O artigo 127° do CPP padece de inconstitucionalidade material, por violação do principio constante do art° 32° n° i da Constituição da República Portuguesa quando interpretado (como foi no caso dos autos), no sentido do Tribunal "a quo" poder dar como provados factos delituosos a que ninguém assistiu ou referiu ter assistido, factos esses nem sequer discutidos na audiência e julgamento.

O tribunal "a quo" não curou de saber que o tribunal de 1 a instância, a contrario, não tinha elementos probatórios para decidir como decidiu quanto à matéria de facto.

7. - Quanto aos factos a aditar à matéria de facto provada, de importância fundamental para a boa solução e compreensão da causa, o acórdão recorrido, limita-se a afirmar que "tais factos são inócuos para a decisão da causa, além de tal matéria não constar da acusação, quer da contestação, nem da prova produzida ela resulta, como sustenta o MP na sua resposta às motivações dos recursos, como provada".

Ora, tal excerto, revela claramente a insensibilidade do tribunal "a quo" na apreciação da matéria submetida à sua apreciação. Por outro lado, entender que tal matéria é inócua para a apreciação do recurso é revelador de total indiferença na apreciação da matéria em apreço e da realidade inerente ao crime de "branqueamento de capitais".

8. Sintomático disso mesmo é o facto de precisamente um dia após a interposição do recurso para o tribunal "a quo", no dia 27 de Março de 2004, ter entrado em vigor a Lei n.° 11/2004, de 27 de Março que "Estabelece o regime de prevenção e repressão do branqueamento de vantagens de proveniência ilícita e procede à 16.ª alteração ao Código Penal e à 11.ª alteração ao DL n.° 15/93, de 22 de Janeiro".

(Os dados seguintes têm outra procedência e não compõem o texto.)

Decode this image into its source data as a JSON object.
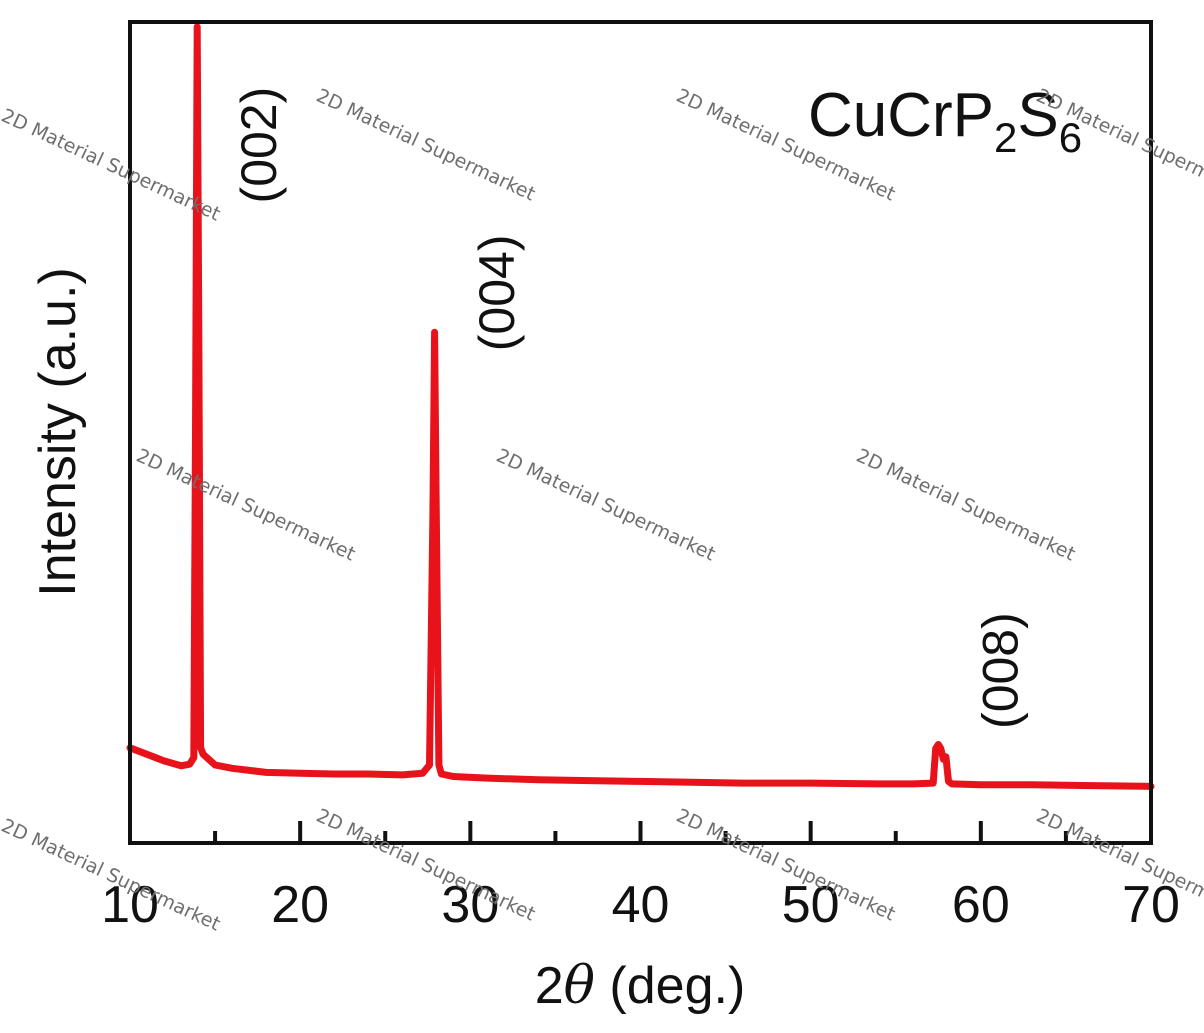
{
  "chart_data": {
    "type": "line",
    "title": "",
    "xlabel_prefix": "2",
    "xlabel_symbol": "θ",
    "xlabel_suffix": " (deg.)",
    "ylabel": "Intensity (a.u.)",
    "xlim": [
      10,
      70
    ],
    "ylim": [
      0,
      100
    ],
    "grid": false,
    "x_major_ticks": [
      10,
      20,
      30,
      40,
      50,
      60,
      70
    ],
    "x_minor_ticks": [
      15,
      25,
      35,
      45,
      55,
      65
    ],
    "x_tick_labels": [
      "10",
      "20",
      "30",
      "40",
      "50",
      "60",
      "70"
    ],
    "series": [
      {
        "color": "#e8121b",
        "x": [
          10,
          11,
          12,
          13,
          13.5,
          13.75,
          13.85,
          13.95,
          14.05,
          14.15,
          14.3,
          15,
          16,
          18,
          20,
          22,
          24,
          26,
          27.2,
          27.6,
          27.8,
          27.9,
          28.0,
          28.15,
          28.3,
          29,
          31,
          34,
          37,
          40,
          43,
          46,
          50,
          54,
          56,
          57.2,
          57.35,
          57.5,
          57.65,
          57.8,
          57.95,
          58.1,
          58.3,
          60,
          63,
          66,
          70
        ],
        "y": [
          11.6,
          10.8,
          10.0,
          9.4,
          9.6,
          10.4,
          50,
          99.4,
          60,
          11.6,
          10.8,
          9.5,
          9.1,
          8.6,
          8.5,
          8.4,
          8.4,
          8.3,
          8.5,
          9.5,
          40,
          62.2,
          40,
          9.5,
          8.4,
          8.1,
          7.9,
          7.7,
          7.6,
          7.5,
          7.4,
          7.3,
          7.3,
          7.2,
          7.2,
          7.3,
          11.5,
          12.0,
          11.5,
          10.2,
          10.5,
          7.5,
          7.2,
          7.1,
          7.1,
          7.0,
          6.9
        ]
      }
    ],
    "annotations": [
      {
        "text": "(002)",
        "x": 14.1,
        "y": 85
      },
      {
        "text": "(004)",
        "x": 28.1,
        "y": 67
      },
      {
        "text": "(008)",
        "x": 57.7,
        "y": 21
      }
    ],
    "compound_label": {
      "main": "CuCrP",
      "sub1": "2",
      "mid": "S",
      "sub2": "6"
    }
  },
  "watermark_text": "2D Material Supermarket"
}
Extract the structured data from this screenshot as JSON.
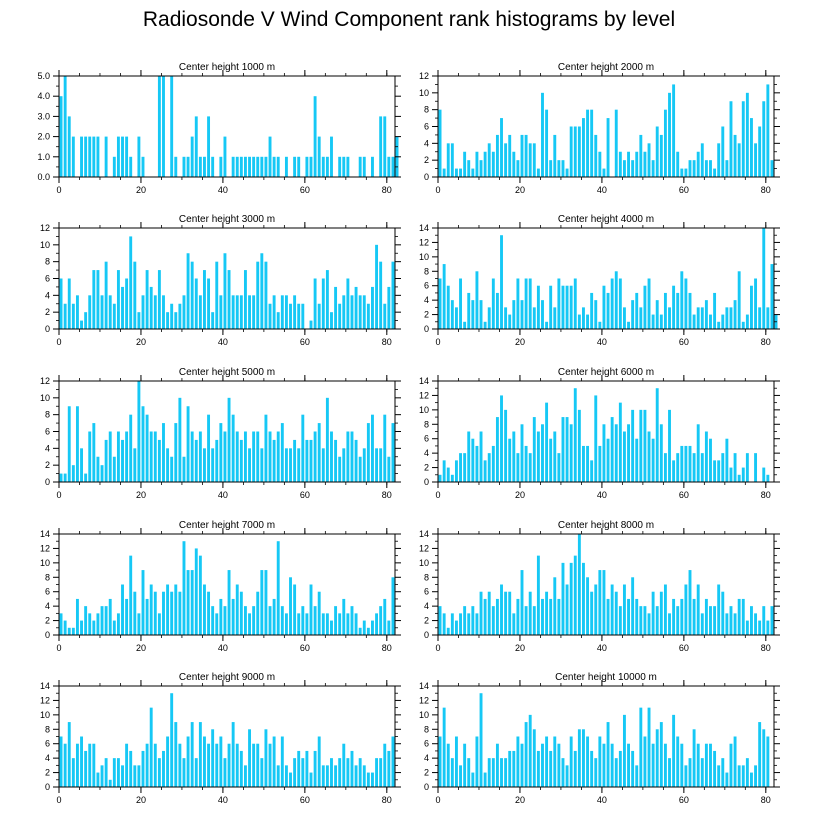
{
  "figure": {
    "title": "Radiosonde V Wind Component rank histograms by level",
    "bar_color": "#16c8f5"
  },
  "chart_data": [
    {
      "type": "bar",
      "title": "Center height 1000 m",
      "xlim": [
        0,
        82
      ],
      "ylim": [
        0,
        5
      ],
      "xticks": [
        0,
        20,
        40,
        60,
        80
      ],
      "yticks": [
        "0.0",
        "1.0",
        "2.0",
        "3.0",
        "4.0",
        "5.0"
      ],
      "values": [
        4,
        5,
        3,
        2,
        0,
        2,
        2,
        2,
        2,
        2,
        0,
        2,
        0,
        1,
        2,
        2,
        2,
        1,
        0,
        2,
        1,
        0,
        0,
        0,
        5,
        5,
        0,
        5,
        1,
        0,
        1,
        1,
        2,
        3,
        1,
        1,
        3,
        1,
        0,
        1,
        2,
        0,
        1,
        1,
        1,
        1,
        1,
        1,
        1,
        1,
        1,
        2,
        1,
        1,
        0,
        1,
        0,
        1,
        1,
        0,
        1,
        1,
        4,
        2,
        1,
        1,
        2,
        0,
        1,
        1,
        1,
        0,
        0,
        1,
        1,
        0,
        1,
        0,
        3,
        3,
        1,
        1,
        2
      ]
    },
    {
      "type": "bar",
      "title": "Center height 2000 m",
      "xlim": [
        0,
        82
      ],
      "ylim": [
        0,
        12
      ],
      "xticks": [
        0,
        20,
        40,
        60,
        80
      ],
      "yticks": [
        "0",
        "2",
        "4",
        "6",
        "8",
        "10",
        "12"
      ],
      "values": [
        8,
        1,
        4,
        4,
        1,
        1,
        3,
        2,
        1,
        3,
        2,
        3,
        4,
        3,
        5,
        7,
        4,
        5,
        3,
        2,
        5,
        5,
        4,
        4,
        1,
        10,
        8,
        2,
        5,
        2,
        2,
        1,
        6,
        6,
        6,
        7,
        8,
        8,
        5,
        3,
        1,
        7,
        0,
        8,
        3,
        2,
        3,
        2,
        3,
        5,
        3,
        4,
        2,
        6,
        5,
        8,
        10,
        11,
        3,
        1,
        1,
        2,
        2,
        3,
        4,
        2,
        2,
        1,
        4,
        6,
        2,
        9,
        5,
        4,
        9,
        10,
        7,
        4,
        6,
        9,
        11,
        2
      ]
    },
    {
      "type": "bar",
      "title": "Center height 3000 m",
      "xlim": [
        0,
        82
      ],
      "ylim": [
        0,
        12
      ],
      "xticks": [
        0,
        20,
        40,
        60,
        80
      ],
      "yticks": [
        "0",
        "2",
        "4",
        "6",
        "8",
        "10",
        "12"
      ],
      "values": [
        6,
        3,
        6,
        3,
        4,
        1,
        2,
        4,
        7,
        7,
        4,
        8,
        4,
        3,
        7,
        5,
        6,
        11,
        8,
        2,
        4,
        7,
        5,
        4,
        7,
        4,
        2,
        3,
        2,
        3,
        4,
        9,
        8,
        6,
        4,
        7,
        6,
        2,
        8,
        4,
        9,
        7,
        4,
        4,
        4,
        7,
        4,
        4,
        8,
        9,
        8,
        3,
        4,
        2,
        4,
        4,
        3,
        4,
        3,
        3,
        0,
        1,
        6,
        3,
        6,
        7,
        2,
        5,
        3,
        4,
        6,
        4,
        5,
        4,
        4,
        3,
        5,
        10,
        8,
        3,
        5,
        8
      ]
    },
    {
      "type": "bar",
      "title": "Center height 4000 m",
      "xlim": [
        0,
        82
      ],
      "ylim": [
        0,
        14
      ],
      "xticks": [
        0,
        20,
        40,
        60,
        80
      ],
      "yticks": [
        "0",
        "2",
        "4",
        "6",
        "8",
        "10",
        "12",
        "14"
      ],
      "values": [
        7,
        9,
        6,
        4,
        3,
        7,
        1,
        5,
        4,
        8,
        4,
        1,
        3,
        7,
        5,
        13,
        3,
        2,
        4,
        7,
        4,
        7,
        7,
        3,
        6,
        4,
        1,
        6,
        3,
        7,
        6,
        6,
        6,
        7,
        2,
        3,
        2,
        5,
        4,
        1,
        6,
        5,
        7,
        8,
        7,
        3,
        1,
        4,
        5,
        3,
        6,
        7,
        2,
        4,
        2,
        5,
        3,
        6,
        5,
        8,
        7,
        5,
        2,
        3,
        3,
        4,
        2,
        5,
        1,
        2,
        3,
        3,
        4,
        8,
        1,
        2,
        6,
        7,
        3,
        14,
        3,
        9,
        2
      ]
    },
    {
      "type": "bar",
      "title": "Center height 5000 m",
      "xlim": [
        0,
        82
      ],
      "ylim": [
        0,
        12
      ],
      "xticks": [
        0,
        20,
        40,
        60,
        80
      ],
      "yticks": [
        "0",
        "2",
        "4",
        "6",
        "8",
        "10",
        "12"
      ],
      "values": [
        1,
        1,
        9,
        2,
        9,
        4,
        1,
        6,
        7,
        3,
        2,
        5,
        6,
        3,
        6,
        5,
        6,
        8,
        4,
        12,
        9,
        8,
        6,
        6,
        5,
        7,
        4,
        3,
        7,
        10,
        3,
        9,
        6,
        5,
        6,
        4,
        8,
        4,
        5,
        7,
        6,
        10,
        8,
        6,
        5,
        6,
        4,
        6,
        6,
        4,
        8,
        6,
        5,
        6,
        7,
        4,
        4,
        5,
        4,
        8,
        5,
        5,
        6,
        7,
        4,
        10,
        6,
        5,
        3,
        4,
        6,
        6,
        5,
        3,
        4,
        7,
        8,
        4,
        4,
        8,
        3,
        7
      ]
    },
    {
      "type": "bar",
      "title": "Center height 6000 m",
      "xlim": [
        0,
        82
      ],
      "ylim": [
        0,
        14
      ],
      "xticks": [
        0,
        20,
        40,
        60,
        80
      ],
      "yticks": [
        "0",
        "2",
        "4",
        "6",
        "8",
        "10",
        "12",
        "14"
      ],
      "values": [
        1,
        3,
        2,
        1,
        3,
        4,
        4,
        7,
        6,
        5,
        7,
        3,
        4,
        5,
        9,
        12,
        10,
        6,
        7,
        4,
        8,
        5,
        4,
        9,
        7,
        8,
        11,
        6,
        7,
        4,
        9,
        9,
        8,
        13,
        10,
        5,
        5,
        3,
        12,
        5,
        8,
        6,
        9,
        8,
        11,
        7,
        8,
        10,
        6,
        10,
        10,
        7,
        6,
        13,
        8,
        4,
        10,
        3,
        4,
        5,
        5,
        5,
        4,
        8,
        4,
        7,
        6,
        3,
        3,
        4,
        6,
        2,
        4,
        1,
        2,
        4,
        0,
        4,
        0,
        2,
        1
      ]
    },
    {
      "type": "bar",
      "title": "Center height 7000 m",
      "xlim": [
        0,
        82
      ],
      "ylim": [
        0,
        14
      ],
      "xticks": [
        0,
        20,
        40,
        60,
        80
      ],
      "yticks": [
        "0",
        "2",
        "4",
        "6",
        "8",
        "10",
        "12",
        "14"
      ],
      "values": [
        3,
        2,
        1,
        1,
        5,
        2,
        4,
        3,
        2,
        3,
        4,
        4,
        5,
        2,
        3,
        7,
        5,
        11,
        6,
        3,
        9,
        5,
        7,
        6,
        3,
        6,
        7,
        6,
        7,
        6,
        13,
        9,
        9,
        12,
        11,
        7,
        6,
        4,
        3,
        5,
        4,
        9,
        5,
        7,
        6,
        4,
        3,
        4,
        6,
        9,
        9,
        4,
        5,
        13,
        4,
        3,
        8,
        7,
        3,
        4,
        3,
        7,
        4,
        6,
        3,
        3,
        2,
        4,
        3,
        5,
        3,
        4,
        3,
        1,
        2,
        1,
        2,
        3,
        4,
        5,
        2,
        8
      ]
    },
    {
      "type": "bar",
      "title": "Center height 8000 m",
      "xlim": [
        0,
        82
      ],
      "ylim": [
        0,
        14
      ],
      "xticks": [
        0,
        20,
        40,
        60,
        80
      ],
      "yticks": [
        "0",
        "2",
        "4",
        "6",
        "8",
        "10",
        "12",
        "14"
      ],
      "values": [
        4,
        3,
        1,
        3,
        2,
        3,
        4,
        3,
        4,
        3,
        6,
        5,
        6,
        4,
        5,
        7,
        6,
        6,
        3,
        5,
        9,
        4,
        6,
        4,
        11,
        5,
        6,
        5,
        8,
        5,
        10,
        7,
        10,
        11,
        14,
        10,
        8,
        6,
        7,
        9,
        9,
        5,
        7,
        6,
        4,
        7,
        5,
        8,
        5,
        4,
        4,
        3,
        6,
        4,
        6,
        7,
        3,
        5,
        4,
        5,
        7,
        9,
        5,
        7,
        3,
        5,
        4,
        4,
        7,
        6,
        3,
        4,
        3,
        5,
        5,
        2,
        4,
        3,
        2,
        4,
        2,
        4
      ]
    },
    {
      "type": "bar",
      "title": "Center height 9000 m",
      "xlim": [
        0,
        82
      ],
      "ylim": [
        0,
        14
      ],
      "xticks": [
        0,
        20,
        40,
        60,
        80
      ],
      "yticks": [
        "0",
        "2",
        "4",
        "6",
        "8",
        "10",
        "12",
        "14"
      ],
      "values": [
        7,
        6,
        9,
        4,
        6,
        7,
        5,
        6,
        6,
        2,
        3,
        4,
        1,
        4,
        4,
        3,
        6,
        5,
        3,
        3,
        5,
        6,
        11,
        6,
        4,
        5,
        7,
        13,
        9,
        6,
        4,
        7,
        9,
        4,
        9,
        7,
        6,
        8,
        6,
        7,
        4,
        6,
        9,
        6,
        5,
        3,
        8,
        6,
        6,
        4,
        8,
        6,
        7,
        3,
        7,
        3,
        2,
        4,
        5,
        4,
        5,
        2,
        5,
        7,
        3,
        3,
        4,
        3,
        4,
        6,
        4,
        5,
        3,
        4,
        3,
        2,
        2,
        4,
        4,
        6,
        5,
        7
      ]
    },
    {
      "type": "bar",
      "title": "Center height 10000 m",
      "xlim": [
        0,
        82
      ],
      "ylim": [
        0,
        14
      ],
      "xticks": [
        0,
        20,
        40,
        60,
        80
      ],
      "yticks": [
        "0",
        "2",
        "4",
        "6",
        "8",
        "10",
        "12",
        "14"
      ],
      "values": [
        7,
        11,
        6,
        4,
        7,
        3,
        6,
        4,
        2,
        7,
        13,
        2,
        4,
        4,
        6,
        4,
        4,
        5,
        5,
        7,
        6,
        9,
        10,
        8,
        5,
        6,
        7,
        5,
        7,
        6,
        4,
        3,
        7,
        5,
        8,
        8,
        7,
        5,
        4,
        7,
        6,
        9,
        6,
        4,
        5,
        10,
        6,
        5,
        3,
        11,
        7,
        11,
        6,
        8,
        9,
        6,
        4,
        10,
        7,
        6,
        3,
        4,
        8,
        6,
        4,
        6,
        6,
        5,
        3,
        4,
        2,
        6,
        7,
        3,
        3,
        4,
        2,
        3,
        9,
        8,
        7
      ]
    }
  ]
}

Incompreensivelmente, o tribunal "a quo" não conheceu da alteração legislativa e que tal diploma, apesar de, por impossibilidade, não ser invocado na motivação de recurso, teria que ser oficiosamente apreciado pelo tribunal "a quo", por imposição Constitucional: "Os tribunais são independentes e apenas estão sujeitos à lei (art. 203.° da CRP). Pelo que a não apreciação de tais questões conforma "omissão de proni a implicar a declaração de invalidade do acórdão recorrido.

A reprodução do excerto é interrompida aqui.